Incidentally, the Rolls Royce bore the splendid number plate BT 1, which must have been worth many times the value of the car; and this mismatch must surely have increased still further in Basil’s final years, when the plate was transferred to a modest, grey (or perhaps silver) Rover Sterling.

While we are on the subject, for many years Basil used to take one of his ex-wives out to lunch on a Saturday, to the country pub nearest the cottage I called home in the mid-1980s, and which I regularly revisited for its exceptional food long after I had moved away. One day he arrived in a distinctly gloomy mood, because his doctor had told him to cut back on his alcohol intake, and suggested that he should be consuming no more than seven whiskies. After he had downed seven doubles with his lunch, Ray the landlord queried whether the doctor might conceivably have been referring to single measures, a notion which was quickly dismissed as being completely ludicrous.

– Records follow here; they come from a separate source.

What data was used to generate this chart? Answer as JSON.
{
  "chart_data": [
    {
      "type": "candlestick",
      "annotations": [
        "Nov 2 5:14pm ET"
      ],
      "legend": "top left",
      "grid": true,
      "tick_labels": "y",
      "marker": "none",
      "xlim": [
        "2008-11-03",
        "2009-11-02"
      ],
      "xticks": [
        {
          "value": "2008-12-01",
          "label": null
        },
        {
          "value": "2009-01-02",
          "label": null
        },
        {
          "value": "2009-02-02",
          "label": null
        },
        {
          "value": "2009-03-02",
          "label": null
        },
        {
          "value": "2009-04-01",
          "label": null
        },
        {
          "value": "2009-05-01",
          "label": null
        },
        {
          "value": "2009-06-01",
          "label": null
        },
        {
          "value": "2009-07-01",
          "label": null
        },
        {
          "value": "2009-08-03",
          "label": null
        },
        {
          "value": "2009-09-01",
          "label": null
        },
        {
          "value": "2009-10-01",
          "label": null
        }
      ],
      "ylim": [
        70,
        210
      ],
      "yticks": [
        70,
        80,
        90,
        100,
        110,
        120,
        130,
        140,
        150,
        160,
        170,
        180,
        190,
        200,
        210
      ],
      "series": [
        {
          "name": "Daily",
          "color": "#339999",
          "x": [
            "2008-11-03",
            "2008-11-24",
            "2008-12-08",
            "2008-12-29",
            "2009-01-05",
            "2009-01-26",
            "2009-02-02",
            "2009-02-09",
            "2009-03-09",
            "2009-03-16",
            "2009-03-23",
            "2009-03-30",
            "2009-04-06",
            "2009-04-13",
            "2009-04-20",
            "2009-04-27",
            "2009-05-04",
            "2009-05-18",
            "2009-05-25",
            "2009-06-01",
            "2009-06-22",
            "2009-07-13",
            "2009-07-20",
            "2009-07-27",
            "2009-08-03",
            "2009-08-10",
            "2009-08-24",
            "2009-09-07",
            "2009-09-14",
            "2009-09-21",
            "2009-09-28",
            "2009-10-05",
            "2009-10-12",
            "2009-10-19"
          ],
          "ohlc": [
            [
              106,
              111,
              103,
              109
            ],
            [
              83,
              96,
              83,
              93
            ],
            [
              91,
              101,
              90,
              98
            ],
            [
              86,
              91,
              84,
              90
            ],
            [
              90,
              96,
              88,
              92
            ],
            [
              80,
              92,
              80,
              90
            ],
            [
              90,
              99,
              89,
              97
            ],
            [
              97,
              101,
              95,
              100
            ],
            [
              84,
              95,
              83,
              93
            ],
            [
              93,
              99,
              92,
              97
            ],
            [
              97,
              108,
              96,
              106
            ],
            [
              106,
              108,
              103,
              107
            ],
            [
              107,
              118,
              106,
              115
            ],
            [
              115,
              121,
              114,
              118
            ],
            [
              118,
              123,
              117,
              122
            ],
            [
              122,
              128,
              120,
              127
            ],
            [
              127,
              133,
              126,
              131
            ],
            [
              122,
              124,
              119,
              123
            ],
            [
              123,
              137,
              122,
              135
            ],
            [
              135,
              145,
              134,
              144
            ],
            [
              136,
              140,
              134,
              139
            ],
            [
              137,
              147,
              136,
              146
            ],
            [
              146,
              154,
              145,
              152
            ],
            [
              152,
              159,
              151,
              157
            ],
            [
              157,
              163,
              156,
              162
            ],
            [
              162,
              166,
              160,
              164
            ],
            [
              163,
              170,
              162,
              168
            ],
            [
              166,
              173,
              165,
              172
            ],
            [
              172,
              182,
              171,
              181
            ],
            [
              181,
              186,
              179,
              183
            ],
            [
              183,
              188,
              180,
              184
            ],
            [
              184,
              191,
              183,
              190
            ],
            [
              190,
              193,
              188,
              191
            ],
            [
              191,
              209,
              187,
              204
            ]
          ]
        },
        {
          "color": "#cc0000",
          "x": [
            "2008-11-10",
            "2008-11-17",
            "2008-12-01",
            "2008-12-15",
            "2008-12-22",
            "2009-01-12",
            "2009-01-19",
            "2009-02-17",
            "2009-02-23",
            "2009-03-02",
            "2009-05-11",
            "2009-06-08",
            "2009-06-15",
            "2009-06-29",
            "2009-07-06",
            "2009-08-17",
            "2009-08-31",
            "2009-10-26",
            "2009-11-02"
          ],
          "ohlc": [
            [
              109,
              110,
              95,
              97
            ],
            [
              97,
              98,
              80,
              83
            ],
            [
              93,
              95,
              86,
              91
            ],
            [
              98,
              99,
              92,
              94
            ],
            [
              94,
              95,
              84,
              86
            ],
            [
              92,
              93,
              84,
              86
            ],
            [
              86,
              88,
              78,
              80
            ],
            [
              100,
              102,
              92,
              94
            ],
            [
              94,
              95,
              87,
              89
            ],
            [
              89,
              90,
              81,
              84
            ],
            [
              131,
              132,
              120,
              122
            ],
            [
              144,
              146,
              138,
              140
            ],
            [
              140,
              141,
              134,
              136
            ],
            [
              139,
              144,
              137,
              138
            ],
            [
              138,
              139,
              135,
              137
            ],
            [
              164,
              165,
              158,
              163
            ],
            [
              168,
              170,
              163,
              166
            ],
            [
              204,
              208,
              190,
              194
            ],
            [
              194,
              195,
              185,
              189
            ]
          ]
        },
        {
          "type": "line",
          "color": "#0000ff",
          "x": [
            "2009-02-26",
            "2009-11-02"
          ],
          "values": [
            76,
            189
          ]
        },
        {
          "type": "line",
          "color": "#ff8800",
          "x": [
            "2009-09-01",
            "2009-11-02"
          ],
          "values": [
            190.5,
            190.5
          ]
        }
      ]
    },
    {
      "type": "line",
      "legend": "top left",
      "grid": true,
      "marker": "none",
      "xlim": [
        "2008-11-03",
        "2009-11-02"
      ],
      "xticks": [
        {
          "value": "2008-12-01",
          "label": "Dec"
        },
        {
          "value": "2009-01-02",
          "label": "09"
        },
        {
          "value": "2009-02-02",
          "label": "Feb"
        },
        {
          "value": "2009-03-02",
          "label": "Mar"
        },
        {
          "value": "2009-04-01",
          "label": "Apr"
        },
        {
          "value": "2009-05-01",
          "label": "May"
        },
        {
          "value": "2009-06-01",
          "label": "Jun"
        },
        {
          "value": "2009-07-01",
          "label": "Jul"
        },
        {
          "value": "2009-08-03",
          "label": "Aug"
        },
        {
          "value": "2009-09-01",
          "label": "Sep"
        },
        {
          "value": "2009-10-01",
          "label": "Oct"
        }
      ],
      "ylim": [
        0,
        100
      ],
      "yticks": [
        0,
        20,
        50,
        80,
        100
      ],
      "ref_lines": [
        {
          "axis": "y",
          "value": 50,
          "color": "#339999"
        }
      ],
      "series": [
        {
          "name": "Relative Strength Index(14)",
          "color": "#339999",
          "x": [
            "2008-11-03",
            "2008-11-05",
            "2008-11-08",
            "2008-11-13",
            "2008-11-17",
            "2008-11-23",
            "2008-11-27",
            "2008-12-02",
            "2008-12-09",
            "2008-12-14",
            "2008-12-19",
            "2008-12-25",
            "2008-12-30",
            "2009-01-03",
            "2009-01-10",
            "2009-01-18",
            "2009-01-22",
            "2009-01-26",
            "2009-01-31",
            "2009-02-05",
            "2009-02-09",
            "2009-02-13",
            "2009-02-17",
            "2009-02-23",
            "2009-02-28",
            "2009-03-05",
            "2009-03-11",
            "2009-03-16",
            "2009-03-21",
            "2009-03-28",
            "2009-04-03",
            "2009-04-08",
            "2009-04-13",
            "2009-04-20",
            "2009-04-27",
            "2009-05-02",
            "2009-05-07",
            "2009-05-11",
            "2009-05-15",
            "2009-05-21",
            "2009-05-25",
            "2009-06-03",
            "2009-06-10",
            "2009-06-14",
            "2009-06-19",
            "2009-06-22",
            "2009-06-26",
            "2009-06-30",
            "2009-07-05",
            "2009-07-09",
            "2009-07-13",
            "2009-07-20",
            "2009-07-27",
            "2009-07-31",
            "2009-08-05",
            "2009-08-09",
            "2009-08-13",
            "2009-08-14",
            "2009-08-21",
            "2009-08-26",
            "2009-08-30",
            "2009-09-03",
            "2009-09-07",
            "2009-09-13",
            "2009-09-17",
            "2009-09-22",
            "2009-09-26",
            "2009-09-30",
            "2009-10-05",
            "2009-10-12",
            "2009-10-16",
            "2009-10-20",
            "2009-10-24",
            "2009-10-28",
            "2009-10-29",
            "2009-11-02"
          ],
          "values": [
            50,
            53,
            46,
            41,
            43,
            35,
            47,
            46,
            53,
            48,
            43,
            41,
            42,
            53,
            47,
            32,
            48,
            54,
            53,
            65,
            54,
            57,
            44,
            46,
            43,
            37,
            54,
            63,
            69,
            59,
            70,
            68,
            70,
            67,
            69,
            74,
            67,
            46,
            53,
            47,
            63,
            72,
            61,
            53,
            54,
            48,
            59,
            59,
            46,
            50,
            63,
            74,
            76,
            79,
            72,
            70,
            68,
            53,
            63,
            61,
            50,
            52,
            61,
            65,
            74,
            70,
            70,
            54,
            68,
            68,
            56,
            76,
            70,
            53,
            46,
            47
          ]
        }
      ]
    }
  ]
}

Ray then asked Basil how he intended to get through the evening, given that he had just demolished his entire ration. Basil blanched. “You don’t think he meant seven whiskies per day, do you? I assumed he meant per session.”

This was also the pub where a regular famously told a police officer in Alnwick, who queried whether he might have been every so slightly under the influence: “Divvent talk to me about drinking and driving, sonny. I’ve been drinking and driving since ye were in nappies!”

I would have given much to have heard that read out solemnly in court from a notebook when his case came up.

But I am thoroughly digressing from my story about the Chester pub, which we will call the Scratters’ Arms [not its real name]. Since the introduction of the brilliant smoking ban, most of its clientele (with the possible exception of Old Ted, Emily and her dog) have taken to congregating on the pavement outside, rather than in the lounge or bar. Particularly during periods of clement weather. It has never been a major issue for us, since we sleep at the back of the house. But now we have The Baby in a nursery at the front, with the window open because of the current heatwave. The Baby is having difficulty sleeping anyway because of the temperature; our marvellous new BT baby monitor went out of the window on the first night he was home because it kept giving us an all too audible warning that his room was too hot. Now, whenever Mrs H finally settles him down to sleep at night, one of the pub’s clientele produces a gale of laughter by telling the one about the gipsy and the donkey, or by letting off a particularly praiseworthy fart, and the noise wakes him up again. This goes on until well after midnight each evening.

As a result, Mrs H finally reached boiling point tonight and has resolved to compose a venomous letter to the council suggesting that the Scratters’ Arms must surely be in breach of the terms of its licence, and should be closed down forthwith. Strange to think that, if only they had been just a little more welcoming, I might have felt duty bound to say a word on two in their defence.